Christine Angelica Faba Dacera (/tl/; April 13, 1997 – January 1, 2021) was a Filipina flight attendant for the Philippine Airlines subsidiary PAL Express. The second of the four siblings, she graduated cum laude with a Bachelor of Arts in media arts from the University of the Philippines Mindanao in Davao City. Although Dacera spent her youth in General Santos, Dacera was based in Manila due to career exigencies at PAL Express.

== Investigation ==
On December 31, 2020, at 11:37 pm, Dacera asked her mother for her blessing to celebrate the New Year with her co-workers at the City Garden Grand Hotel in Makati. She was taken to Makati Medical Center on January 1, 2021, and was declared dead on arrival.

According to officials from Makati Police Station, timestamped CCTV footage recovered from the morning of Dacera's death indicates that the woman and several suspects were together, celebrating the New Year, several hours before the incident took place.
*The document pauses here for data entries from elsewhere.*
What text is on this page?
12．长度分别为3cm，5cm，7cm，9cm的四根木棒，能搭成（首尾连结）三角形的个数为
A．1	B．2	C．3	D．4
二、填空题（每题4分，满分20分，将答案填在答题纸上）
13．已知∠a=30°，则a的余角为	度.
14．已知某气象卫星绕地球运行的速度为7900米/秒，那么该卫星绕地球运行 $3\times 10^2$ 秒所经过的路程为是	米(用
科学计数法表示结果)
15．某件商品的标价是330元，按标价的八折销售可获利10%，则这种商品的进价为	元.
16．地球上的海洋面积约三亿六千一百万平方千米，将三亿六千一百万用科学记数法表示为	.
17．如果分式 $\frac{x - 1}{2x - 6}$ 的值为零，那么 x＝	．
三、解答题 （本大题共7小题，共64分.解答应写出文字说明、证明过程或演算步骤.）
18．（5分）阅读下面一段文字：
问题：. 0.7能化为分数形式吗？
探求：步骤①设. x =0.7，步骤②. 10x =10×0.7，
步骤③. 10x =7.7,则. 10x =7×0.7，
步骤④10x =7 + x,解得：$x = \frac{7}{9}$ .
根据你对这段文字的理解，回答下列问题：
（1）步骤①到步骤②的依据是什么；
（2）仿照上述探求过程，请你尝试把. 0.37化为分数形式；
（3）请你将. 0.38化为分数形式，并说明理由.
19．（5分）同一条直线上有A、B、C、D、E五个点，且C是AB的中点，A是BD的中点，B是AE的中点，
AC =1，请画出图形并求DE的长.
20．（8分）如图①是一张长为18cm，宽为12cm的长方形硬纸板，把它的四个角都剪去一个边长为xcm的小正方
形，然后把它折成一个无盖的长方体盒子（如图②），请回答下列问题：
Two of Dacera's friends who appeared in the footage have since stated that they are gay, and "would not do any harm to her". At roughly noon on January 1, Dacera's body was found in a bathtub in room 2209 of the City Garden Grand Hotel. According to police, several bruises were found on Christine's body, and there were indications that Dacera was abused. In an autopsy, no signs of being choked or beaten on the head were found.

The police initially reported her case as a "rape-slay" but according to the autopsy report conducted by the coroner, Police Major Michael Nick Sarmiento, Dacera died from ruptured aortic aneurysm. Police stated that the cause of death could have been natural; however, lacerations on her thighs, contusions on her knees, and scratches were found on Dacera's body. Lacerations and sperm were also found in her genitalia, indicating that there was sexual contact prior to Dacera's death. On January 5, 2021, following the identification of several suspects the Philippine National Police (PNP) declared Dacera's case "solved", despite widespread claims of a lack of evidence and a "botched" investigation. On the same day, Philippine National Police chief Gen. Debold Sinas threatened to hunt down the suspects of Dacera's death if they did not surrender themselves within three days. A second autopsy has since been conducted on Dacera's body, but the results remain confidential.

On January 7, 2021, the PNP admitted that they had presently not collected sufficient evidence to adequately investigate the circumstances and possible perpetrators of Dacera's death. On January 10, the National Bureau of Investigation (NBI) obtained bodily fluid from Dacera's remains from the second autopsy, conducted on January 9. The samples are yet to be subjected to a DNA test. On the same day, the PNP said that they identified the eight participants in the room 2207, where the death and the events of the evening transpired.

On January 27, 2021, the Philippine National Police released a medico-legal report indicating that Dacera died of natural causes, particularly aortic aneurysm, ruling out homicide; however, Dacera's family disputed the results. In response, on January 29, Salvador Panelo chastised the Dacera camp, saying, "You don't go on a crusade for justice for a crime that hadn't even taken place, punishing innocent people along the way. That's wrong. My goodness!"

On April 23, 2021, the Makati Prosecutor's Office dismissed the rape and homicide cases filed against the 11 respondents due to lack of evidence. On February 7, 2022, all related cases against the respondents, Dacera's mother Sharon, the lawyers of both parties, and Philippine National Police medico-legal officer PMaj. Michael Nick Sarmiento, respectively, were dismissed.

=== Investigation of City Garden Grand Hotel ===
The City Garden Grand Hotel was investigated for possible violations of the regulations related to the ongoing COVID-19 pandemic, specifically regarding a provision that only two people are permitted to check into a room. The Department of Tourism subsequently revoked the hotel's permit to operate, suspended the hotel's accreditation for six months, and fined the hotel on January 14.